Wednesday, 23 January 2019

Carbon nanotube reinforced polymer stabilized liquid crystal device

S. Krishna Prasad, Marlin Baral, A. Murali and S. N. Jaisankar,
ACS Appl. Mater. Interfaces, 9, 26622 −26629 (2017)


Polymer stabilized liquid crystal (PSLC) devices comprise a polymer matrix in an otherwise continuous phase of a liquid crystal. The fibrils of the polymer provide, even in the bulk, virtual surfaces with finite anchoring energy resulting in attractive electro-optic properties. Here we describe a novel variation of the PSLC device fabricated by reinforcing the polymer matrix with polymer-capped single-walled carbon nanotubes (CNTs).
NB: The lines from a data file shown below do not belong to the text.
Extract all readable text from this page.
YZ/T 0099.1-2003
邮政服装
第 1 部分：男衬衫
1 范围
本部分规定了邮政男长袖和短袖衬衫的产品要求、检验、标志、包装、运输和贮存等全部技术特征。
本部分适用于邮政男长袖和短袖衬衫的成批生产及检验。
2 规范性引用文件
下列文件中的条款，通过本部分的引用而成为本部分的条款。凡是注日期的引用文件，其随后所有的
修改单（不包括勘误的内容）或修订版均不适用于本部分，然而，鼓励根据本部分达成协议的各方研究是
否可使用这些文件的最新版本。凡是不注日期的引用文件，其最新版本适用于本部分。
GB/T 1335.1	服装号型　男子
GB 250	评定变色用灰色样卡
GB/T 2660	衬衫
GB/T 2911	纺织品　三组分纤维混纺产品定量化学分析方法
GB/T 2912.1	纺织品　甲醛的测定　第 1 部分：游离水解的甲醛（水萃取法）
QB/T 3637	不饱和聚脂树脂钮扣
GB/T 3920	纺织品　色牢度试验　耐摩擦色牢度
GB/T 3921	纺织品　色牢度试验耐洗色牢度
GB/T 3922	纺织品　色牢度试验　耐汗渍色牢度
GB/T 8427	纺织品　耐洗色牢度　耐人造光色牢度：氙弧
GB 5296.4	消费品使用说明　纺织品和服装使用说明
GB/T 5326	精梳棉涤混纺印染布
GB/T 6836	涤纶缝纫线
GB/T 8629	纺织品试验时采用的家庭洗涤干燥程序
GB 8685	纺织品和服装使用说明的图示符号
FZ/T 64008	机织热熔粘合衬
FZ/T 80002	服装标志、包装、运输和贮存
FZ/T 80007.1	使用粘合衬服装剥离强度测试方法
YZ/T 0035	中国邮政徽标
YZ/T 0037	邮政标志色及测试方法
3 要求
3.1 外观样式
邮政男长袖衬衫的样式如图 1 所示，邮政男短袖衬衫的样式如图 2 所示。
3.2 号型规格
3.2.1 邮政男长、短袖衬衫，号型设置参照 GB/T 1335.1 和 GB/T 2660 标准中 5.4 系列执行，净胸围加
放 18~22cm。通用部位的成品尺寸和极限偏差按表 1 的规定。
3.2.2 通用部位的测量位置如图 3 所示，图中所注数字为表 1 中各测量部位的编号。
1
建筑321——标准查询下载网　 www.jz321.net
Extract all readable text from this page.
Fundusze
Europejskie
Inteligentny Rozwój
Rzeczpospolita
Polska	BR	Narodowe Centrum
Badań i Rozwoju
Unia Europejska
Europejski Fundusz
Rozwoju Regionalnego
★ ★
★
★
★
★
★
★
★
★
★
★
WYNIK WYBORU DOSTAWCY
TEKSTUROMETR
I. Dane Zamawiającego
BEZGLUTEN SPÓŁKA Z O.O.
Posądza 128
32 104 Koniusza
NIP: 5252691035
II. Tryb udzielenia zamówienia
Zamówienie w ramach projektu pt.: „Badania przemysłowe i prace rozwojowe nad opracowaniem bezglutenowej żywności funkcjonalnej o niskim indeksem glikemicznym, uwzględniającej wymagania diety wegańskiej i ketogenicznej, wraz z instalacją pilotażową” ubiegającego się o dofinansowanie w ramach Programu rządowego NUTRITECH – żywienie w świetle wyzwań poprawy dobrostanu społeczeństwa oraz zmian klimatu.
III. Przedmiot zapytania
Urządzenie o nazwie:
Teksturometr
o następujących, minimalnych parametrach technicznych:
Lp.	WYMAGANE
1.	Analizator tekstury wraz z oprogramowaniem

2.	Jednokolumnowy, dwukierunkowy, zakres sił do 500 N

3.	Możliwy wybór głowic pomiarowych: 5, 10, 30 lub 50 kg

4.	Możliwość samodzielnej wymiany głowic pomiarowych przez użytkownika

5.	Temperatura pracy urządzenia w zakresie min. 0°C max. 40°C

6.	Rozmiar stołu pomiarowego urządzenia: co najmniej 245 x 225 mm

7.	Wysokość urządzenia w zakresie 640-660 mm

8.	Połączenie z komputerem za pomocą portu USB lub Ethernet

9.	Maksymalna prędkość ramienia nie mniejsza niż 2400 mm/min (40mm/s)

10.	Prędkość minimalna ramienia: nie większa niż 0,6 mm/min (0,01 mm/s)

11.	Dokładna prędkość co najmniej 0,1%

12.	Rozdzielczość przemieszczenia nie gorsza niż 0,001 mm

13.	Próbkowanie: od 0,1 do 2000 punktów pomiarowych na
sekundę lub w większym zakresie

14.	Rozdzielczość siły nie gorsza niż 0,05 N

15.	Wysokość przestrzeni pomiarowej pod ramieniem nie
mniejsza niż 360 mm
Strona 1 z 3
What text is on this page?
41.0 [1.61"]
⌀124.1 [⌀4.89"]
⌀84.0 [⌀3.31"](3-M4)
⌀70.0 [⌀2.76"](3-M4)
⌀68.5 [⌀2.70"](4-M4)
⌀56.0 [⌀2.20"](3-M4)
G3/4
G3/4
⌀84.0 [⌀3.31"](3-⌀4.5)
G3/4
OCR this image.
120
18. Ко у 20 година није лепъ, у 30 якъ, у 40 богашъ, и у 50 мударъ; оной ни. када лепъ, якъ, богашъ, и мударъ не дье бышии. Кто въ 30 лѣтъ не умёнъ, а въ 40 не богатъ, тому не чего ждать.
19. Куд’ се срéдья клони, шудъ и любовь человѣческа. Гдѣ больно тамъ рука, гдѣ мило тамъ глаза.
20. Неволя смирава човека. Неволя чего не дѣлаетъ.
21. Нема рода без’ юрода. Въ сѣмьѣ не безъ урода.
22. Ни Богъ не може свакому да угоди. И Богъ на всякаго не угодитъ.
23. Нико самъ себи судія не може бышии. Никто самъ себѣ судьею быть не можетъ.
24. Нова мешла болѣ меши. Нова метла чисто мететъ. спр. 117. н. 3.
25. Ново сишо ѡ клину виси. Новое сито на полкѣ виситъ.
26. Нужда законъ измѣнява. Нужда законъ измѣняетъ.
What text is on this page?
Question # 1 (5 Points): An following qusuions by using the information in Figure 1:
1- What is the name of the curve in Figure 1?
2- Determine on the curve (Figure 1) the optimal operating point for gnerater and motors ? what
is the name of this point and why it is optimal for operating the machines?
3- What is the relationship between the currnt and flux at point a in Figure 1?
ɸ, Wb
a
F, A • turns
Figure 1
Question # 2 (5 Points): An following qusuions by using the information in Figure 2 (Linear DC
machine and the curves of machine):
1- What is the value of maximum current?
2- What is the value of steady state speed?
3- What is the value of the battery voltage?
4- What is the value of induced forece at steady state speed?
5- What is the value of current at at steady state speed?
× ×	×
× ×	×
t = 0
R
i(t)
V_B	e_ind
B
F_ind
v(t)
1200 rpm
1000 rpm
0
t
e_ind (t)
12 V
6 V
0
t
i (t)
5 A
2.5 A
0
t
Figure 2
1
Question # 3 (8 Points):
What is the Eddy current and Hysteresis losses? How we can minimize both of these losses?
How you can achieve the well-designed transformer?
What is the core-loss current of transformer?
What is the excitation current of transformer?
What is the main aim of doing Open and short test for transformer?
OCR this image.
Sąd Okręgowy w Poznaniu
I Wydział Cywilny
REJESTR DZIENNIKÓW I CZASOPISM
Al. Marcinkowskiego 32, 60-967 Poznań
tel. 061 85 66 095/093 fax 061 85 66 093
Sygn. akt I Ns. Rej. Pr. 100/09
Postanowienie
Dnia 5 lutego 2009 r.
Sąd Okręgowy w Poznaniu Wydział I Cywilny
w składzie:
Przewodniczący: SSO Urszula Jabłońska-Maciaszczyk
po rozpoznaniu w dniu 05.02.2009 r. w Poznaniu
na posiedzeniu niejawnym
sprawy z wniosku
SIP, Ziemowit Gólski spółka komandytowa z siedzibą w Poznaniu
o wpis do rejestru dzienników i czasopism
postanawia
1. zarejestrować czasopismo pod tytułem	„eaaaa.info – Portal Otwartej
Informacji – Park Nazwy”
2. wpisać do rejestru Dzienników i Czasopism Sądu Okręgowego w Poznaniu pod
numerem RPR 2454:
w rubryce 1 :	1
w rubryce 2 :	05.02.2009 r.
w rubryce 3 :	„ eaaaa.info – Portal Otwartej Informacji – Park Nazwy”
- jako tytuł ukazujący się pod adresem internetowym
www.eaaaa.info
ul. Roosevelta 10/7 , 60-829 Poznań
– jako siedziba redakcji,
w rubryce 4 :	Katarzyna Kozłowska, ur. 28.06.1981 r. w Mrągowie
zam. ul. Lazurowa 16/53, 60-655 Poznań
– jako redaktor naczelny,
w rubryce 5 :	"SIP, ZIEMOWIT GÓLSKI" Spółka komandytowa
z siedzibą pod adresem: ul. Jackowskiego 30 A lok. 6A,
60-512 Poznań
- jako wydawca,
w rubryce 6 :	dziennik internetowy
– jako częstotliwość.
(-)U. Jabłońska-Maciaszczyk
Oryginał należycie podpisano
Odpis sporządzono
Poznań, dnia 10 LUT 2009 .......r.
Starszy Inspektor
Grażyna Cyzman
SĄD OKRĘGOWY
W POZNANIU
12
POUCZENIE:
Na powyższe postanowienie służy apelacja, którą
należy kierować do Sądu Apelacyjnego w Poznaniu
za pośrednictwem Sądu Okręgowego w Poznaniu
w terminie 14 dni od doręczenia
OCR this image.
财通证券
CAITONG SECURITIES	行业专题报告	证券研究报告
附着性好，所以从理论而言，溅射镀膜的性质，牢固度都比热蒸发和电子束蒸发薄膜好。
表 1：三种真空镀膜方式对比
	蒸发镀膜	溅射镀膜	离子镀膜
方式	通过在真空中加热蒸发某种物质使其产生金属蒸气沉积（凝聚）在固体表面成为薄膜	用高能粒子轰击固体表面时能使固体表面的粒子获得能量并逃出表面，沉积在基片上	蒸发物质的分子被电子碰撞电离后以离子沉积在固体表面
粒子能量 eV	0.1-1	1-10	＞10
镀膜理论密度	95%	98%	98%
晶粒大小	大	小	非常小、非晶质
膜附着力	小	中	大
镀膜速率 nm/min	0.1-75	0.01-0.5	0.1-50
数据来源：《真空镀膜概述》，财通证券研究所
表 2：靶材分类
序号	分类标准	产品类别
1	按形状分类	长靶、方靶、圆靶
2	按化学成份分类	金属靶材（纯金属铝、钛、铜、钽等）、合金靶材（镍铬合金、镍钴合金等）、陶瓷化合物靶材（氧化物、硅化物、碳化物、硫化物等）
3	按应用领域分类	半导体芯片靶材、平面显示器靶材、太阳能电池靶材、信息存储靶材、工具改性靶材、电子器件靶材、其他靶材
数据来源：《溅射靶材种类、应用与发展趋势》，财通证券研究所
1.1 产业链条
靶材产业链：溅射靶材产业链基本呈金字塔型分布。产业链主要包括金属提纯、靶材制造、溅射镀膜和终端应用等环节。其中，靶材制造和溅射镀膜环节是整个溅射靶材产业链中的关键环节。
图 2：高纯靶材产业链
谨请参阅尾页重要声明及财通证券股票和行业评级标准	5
The most important outcome of this strengthening of the polymer strands is that the threshold voltage associated with the electro-optic switching becomes essentially temperature independent in marked contrast to the significant thermal variation seen in the absence of the nanotubes. The reinforcement reduces the magnitude of the threshold voltage, notably accelerates the switching dynamics and the effective splay elasticity. Each of these attributes is quite attractive from the device operation point of view, especially the circuit design of the required drivers. The amelioration is caused by the polymer decorating CNTs being structurally identical to that of the matrix. The resulting good compatibility between CNTs and the matrix prevents the CNTs from drifting away from the matrix polymer, a lacuna in previous attempts to have CNTs in PSLC systems. The difference in the morphology, perhaps the primary cause for the effects seen, is noted in the electron microscopy images of the films.